Was gut ist, kann noch besser werden: Im Verlaufe des Abends sammelten die jungen Leute eine Reihe von Anregungen und Vorschlägen und schrieben auf, was fehlt, was besser gemacht und in Zukunft vorangebracht werden kann. Das soll demnächst ausgewertet und möglichst umgesetzt werden. Die Band „Spunxx“ sorgte derweil für gute Stimmung, und die Gruppe „Integration durch Kunst“ stellte sich mit ihrer Tanz-Theater-Einlage „Du bist etwas Besonderes“ vor.

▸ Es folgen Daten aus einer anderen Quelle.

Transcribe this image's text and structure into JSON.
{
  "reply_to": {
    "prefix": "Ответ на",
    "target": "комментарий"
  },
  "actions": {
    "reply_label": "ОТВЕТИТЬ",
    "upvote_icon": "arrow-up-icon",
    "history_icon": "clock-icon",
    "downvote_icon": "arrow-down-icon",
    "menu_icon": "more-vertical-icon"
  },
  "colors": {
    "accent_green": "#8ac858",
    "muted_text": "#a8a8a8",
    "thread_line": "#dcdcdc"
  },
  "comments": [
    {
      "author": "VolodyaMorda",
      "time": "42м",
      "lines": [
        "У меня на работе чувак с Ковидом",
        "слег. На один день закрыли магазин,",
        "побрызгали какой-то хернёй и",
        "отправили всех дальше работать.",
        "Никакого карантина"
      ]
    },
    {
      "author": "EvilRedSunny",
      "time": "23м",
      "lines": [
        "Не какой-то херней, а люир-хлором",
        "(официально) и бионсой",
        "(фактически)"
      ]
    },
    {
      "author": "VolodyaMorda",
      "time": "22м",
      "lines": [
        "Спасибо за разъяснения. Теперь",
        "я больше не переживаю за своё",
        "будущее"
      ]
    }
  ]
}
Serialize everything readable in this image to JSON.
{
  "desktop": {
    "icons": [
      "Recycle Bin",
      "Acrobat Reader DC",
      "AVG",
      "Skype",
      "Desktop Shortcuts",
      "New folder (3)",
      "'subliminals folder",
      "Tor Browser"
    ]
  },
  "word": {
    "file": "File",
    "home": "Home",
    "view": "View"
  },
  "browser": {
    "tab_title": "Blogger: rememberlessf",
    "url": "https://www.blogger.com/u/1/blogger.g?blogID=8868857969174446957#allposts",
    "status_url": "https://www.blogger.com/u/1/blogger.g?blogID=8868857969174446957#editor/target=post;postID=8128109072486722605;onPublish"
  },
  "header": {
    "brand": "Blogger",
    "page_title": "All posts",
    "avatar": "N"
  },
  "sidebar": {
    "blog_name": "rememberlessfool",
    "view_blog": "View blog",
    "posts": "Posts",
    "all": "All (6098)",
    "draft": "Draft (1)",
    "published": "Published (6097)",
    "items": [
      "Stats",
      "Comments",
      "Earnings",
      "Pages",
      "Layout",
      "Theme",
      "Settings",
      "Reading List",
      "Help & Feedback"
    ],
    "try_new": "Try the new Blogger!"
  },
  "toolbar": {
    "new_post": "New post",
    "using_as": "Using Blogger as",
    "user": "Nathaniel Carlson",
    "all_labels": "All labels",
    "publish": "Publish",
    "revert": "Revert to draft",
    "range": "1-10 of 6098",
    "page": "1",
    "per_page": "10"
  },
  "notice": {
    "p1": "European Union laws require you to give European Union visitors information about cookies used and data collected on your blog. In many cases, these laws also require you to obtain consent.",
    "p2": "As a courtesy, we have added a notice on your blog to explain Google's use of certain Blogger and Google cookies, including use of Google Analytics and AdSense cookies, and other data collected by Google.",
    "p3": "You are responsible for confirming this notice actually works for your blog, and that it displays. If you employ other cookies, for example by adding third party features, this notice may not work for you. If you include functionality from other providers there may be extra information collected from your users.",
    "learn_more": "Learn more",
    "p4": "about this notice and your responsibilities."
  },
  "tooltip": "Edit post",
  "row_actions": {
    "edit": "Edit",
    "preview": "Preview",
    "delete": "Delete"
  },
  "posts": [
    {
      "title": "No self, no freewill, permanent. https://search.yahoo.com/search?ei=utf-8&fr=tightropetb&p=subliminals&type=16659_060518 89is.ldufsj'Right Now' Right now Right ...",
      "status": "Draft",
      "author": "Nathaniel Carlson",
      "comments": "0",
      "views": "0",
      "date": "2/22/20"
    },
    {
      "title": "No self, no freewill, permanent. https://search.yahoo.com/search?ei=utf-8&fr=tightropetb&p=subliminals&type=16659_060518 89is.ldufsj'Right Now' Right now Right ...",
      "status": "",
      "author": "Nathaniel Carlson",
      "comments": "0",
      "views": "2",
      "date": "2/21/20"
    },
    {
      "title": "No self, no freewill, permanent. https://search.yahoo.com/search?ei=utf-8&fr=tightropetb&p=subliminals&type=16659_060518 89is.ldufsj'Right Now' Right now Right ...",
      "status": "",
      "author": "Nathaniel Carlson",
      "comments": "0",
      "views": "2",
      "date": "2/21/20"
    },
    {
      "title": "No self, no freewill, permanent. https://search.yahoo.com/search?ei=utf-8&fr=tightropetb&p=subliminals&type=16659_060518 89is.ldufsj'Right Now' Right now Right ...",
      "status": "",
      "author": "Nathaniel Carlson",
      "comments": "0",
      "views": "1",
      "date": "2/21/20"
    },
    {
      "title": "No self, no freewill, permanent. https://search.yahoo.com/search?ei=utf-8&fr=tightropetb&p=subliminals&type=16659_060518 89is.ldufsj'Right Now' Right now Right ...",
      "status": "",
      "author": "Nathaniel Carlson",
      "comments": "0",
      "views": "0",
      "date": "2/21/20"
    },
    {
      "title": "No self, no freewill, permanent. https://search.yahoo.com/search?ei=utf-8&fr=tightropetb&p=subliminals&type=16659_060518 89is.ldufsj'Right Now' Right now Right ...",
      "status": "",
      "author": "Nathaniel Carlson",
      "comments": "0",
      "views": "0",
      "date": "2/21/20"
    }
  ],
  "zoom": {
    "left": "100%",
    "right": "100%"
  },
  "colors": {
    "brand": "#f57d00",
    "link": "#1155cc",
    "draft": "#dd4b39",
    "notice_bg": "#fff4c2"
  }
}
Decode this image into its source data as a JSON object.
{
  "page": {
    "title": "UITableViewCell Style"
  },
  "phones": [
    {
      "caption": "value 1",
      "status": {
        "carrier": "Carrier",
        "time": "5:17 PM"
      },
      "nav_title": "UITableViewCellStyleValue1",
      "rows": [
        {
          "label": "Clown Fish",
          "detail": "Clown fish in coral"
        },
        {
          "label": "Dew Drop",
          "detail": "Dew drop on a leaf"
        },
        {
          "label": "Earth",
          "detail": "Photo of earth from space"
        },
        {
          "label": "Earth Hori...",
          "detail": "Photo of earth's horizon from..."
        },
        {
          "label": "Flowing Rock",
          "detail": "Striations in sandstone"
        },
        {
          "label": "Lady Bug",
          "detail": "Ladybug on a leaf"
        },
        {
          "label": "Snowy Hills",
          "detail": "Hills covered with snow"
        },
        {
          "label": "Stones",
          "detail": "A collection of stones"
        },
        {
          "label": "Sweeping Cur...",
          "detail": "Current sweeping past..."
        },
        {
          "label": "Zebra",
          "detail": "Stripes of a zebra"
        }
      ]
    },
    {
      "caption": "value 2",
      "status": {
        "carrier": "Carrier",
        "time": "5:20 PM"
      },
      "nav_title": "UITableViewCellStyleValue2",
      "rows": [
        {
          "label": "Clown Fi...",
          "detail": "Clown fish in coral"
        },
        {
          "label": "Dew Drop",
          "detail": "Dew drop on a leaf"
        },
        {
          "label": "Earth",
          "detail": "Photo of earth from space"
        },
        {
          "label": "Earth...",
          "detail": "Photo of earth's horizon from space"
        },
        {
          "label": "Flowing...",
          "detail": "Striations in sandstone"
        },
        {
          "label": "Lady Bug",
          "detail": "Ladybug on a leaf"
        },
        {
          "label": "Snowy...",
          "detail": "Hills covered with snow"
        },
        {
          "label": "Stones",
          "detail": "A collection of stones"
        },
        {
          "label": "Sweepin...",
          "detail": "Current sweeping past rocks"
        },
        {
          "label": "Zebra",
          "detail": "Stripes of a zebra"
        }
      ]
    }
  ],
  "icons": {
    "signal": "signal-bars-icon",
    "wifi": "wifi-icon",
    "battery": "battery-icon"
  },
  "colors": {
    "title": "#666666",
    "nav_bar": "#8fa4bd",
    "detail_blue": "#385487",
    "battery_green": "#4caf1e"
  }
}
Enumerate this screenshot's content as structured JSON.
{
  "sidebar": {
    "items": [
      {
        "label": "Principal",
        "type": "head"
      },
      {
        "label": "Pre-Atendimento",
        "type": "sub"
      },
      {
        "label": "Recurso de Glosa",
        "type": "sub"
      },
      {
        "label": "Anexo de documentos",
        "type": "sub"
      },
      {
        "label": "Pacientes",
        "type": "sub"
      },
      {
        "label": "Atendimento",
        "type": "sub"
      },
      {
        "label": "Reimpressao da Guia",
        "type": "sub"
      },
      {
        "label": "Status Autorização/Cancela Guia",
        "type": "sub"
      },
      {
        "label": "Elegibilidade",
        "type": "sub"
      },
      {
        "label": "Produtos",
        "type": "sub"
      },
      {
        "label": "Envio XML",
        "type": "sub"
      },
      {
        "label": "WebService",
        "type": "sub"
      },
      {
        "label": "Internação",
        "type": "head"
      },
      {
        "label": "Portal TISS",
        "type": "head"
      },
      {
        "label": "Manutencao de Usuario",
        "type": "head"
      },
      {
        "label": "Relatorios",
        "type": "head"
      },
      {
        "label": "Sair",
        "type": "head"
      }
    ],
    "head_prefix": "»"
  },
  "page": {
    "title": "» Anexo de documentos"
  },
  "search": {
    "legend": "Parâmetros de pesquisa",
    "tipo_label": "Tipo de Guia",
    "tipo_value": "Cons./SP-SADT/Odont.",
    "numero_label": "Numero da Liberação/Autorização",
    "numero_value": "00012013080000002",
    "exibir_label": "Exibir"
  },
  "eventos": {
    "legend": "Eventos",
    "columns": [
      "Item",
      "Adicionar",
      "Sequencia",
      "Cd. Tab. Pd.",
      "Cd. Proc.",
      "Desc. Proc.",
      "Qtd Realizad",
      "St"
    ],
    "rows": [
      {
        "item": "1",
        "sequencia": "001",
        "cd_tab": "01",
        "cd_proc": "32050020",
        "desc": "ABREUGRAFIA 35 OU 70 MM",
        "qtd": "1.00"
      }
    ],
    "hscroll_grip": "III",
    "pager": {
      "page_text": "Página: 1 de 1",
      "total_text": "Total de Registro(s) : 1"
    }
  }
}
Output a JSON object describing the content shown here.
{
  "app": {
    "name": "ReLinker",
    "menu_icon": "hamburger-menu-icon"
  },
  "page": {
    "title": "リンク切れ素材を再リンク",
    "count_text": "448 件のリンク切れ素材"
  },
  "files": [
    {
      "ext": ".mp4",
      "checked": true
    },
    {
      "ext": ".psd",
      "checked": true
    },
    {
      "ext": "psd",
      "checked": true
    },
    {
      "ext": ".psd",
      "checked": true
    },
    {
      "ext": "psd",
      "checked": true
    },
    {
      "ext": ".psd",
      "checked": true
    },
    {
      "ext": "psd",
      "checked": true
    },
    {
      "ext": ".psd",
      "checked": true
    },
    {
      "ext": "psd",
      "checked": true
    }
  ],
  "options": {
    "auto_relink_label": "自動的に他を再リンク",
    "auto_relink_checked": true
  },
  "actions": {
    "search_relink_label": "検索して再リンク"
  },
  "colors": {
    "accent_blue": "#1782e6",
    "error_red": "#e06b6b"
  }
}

Folgende Projekte der Jugendbeteiligung waren anwesend: Jumpin Obervieland, Die Stadtteilchecker, Heimat Junge Eichen, Kinder- und Jugendbeirat Burglesum. Jugendbeirat Neustadt, Jugendbeirat Huchting, Jugendparlament Gröpelingen, Spielleitplanung Schwachhausen, Projekt Jugendbeteiligung in Findorff, Projekt Junges Bremen, Projekt SV-Beraterinnen, Jugendbeteiligung mit Hammer und Pinsel, Bremer Stadtforscher, Werderfans gegen Diskriminierung, Beteiligungsspirale, Zukunftswerkstatt, Gruppe Integration durch Kunst und Jugendforum Vegesack.
Die Veranstaltung fand in Kooperation mit dem Lidice Haus statt.